Your home represents a large investment for your family. In fact, for most people it’s the single largest transaction they make, adding to the weight of the decision to buy. When you’re considering your options, you may struggle between finding a home on the market or building your own custom home. After all, you have to live with your decision for years. 

We’ve put together these tips to help you think through the decision and find the right path for you and your family. 

Weighing your needs and wants 

When you look for homes on the market, you typically have to make some type of concessions. After all, resale homes were built to meet someone else’s needs, not yours. This means you’re getting fixtures, flooring, and a floor plan that may not really be right for you. So while resale homes may be convenient, they also may not fit your unique needs. This is where the custom home has the advantage. You get to decide what stays and what goes, ensuring that you’re happy with your living space.

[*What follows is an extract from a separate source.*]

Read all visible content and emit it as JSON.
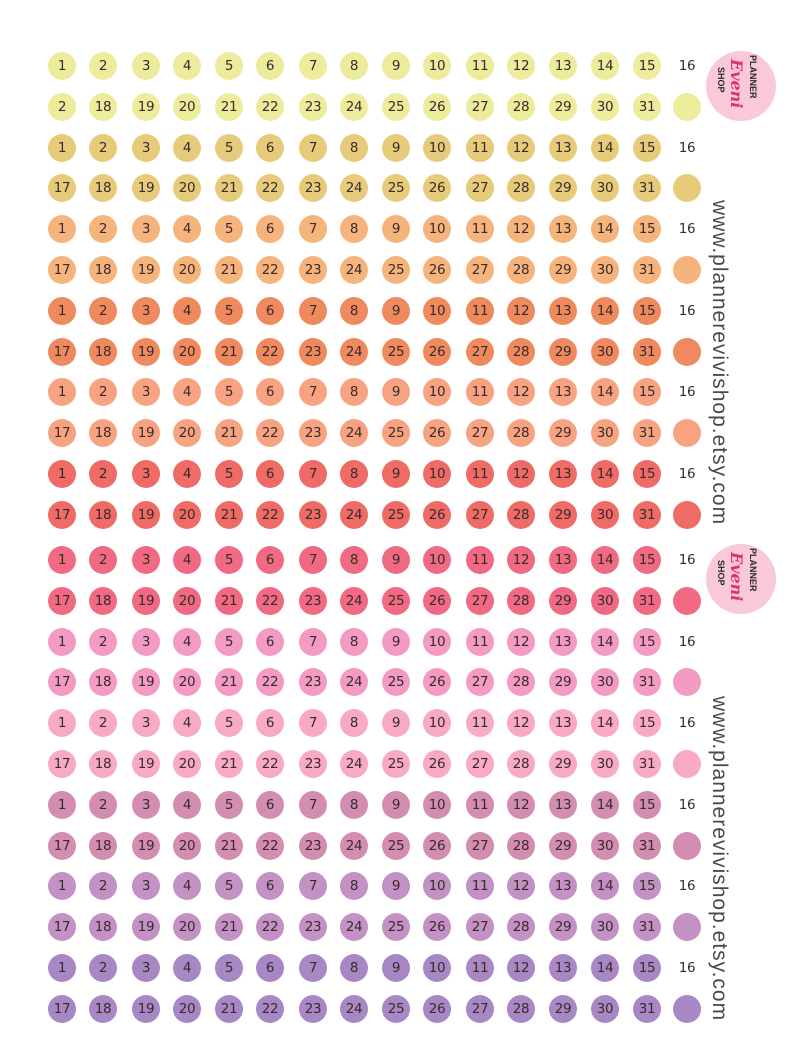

Floor plans that fit your life

Have you seen a home from the seventies? How about the forties? The look and feel of space in these times is far different than it is today. This illustrates the fact that floor plans actually age, which means a resale home might be using space in an outdated way. By getting a custom home, you can find a modern floor plan that matches how you plan on living in your home. Since most people spend more than a few years in their new home, it makes sense to try to match your needs to your space. 

Energy efficiency 

You probably wouldn’t be thrilled to use a refrigerator from the eighties. The same goes for most appliances in your home. Older appliances, including things like HVAC systems, are far less energy efficient than they are these days. This means they cost more to operate and over time, this really can add up. Unless a resale home has been updated significantly, it’s probably full of energy inefficient equipment that acts as a slow drain on your budget. Buying a home and upgrading everything may be an option, but it’s a very expensive route to take. This makes a custom-built home a better choice for overall energy efficiency. 

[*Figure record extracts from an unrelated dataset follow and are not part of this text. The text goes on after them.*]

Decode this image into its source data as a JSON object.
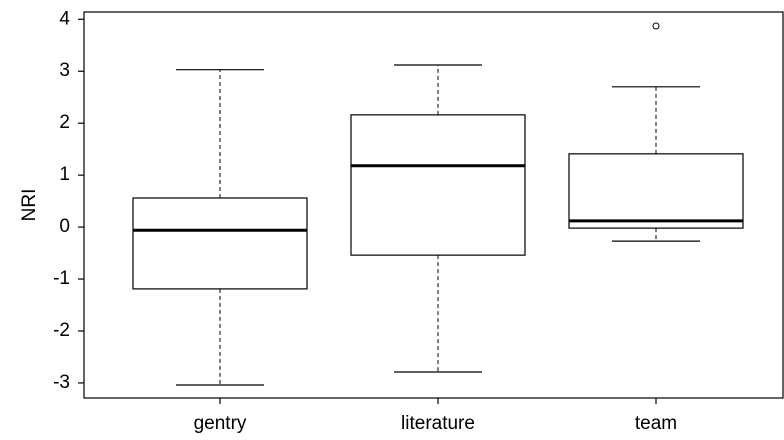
{
  "chart_data": {
    "type": "box",
    "categories": [
      "gentry",
      "literature",
      "team"
    ],
    "whisker_low": [
      -3.04,
      -2.79,
      -0.27
    ],
    "q1": [
      -1.19,
      -0.54,
      -0.02
    ],
    "median": [
      -0.06,
      1.18,
      0.12
    ],
    "q3": [
      0.56,
      2.16,
      1.41
    ],
    "whisker_high": [
      3.03,
      3.12,
      2.7
    ],
    "outliers": [
      [],
      [],
      [
        3.87
      ]
    ],
    "ylabel": "NRI",
    "ylim": [
      -3.29,
      4.14
    ],
    "yticks": [
      -3,
      -2,
      -1,
      0,
      1,
      2,
      3,
      4
    ],
    "color": "#000000"
  }
}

Last but not least, you’ll want to think about repairs. No matter how detailed an inspection you get, a resale home comes with many blind spots. Will the roof start to leak? Was that water leak fixed correctly? Since you can never really be sure, a resale home carries more risk than most custom-built homes. Custom homes have new appliances, new equipment, and most of the time come with a warranty. This can reduce the risk and lead to a more satisfying and less stressful homeownership experience.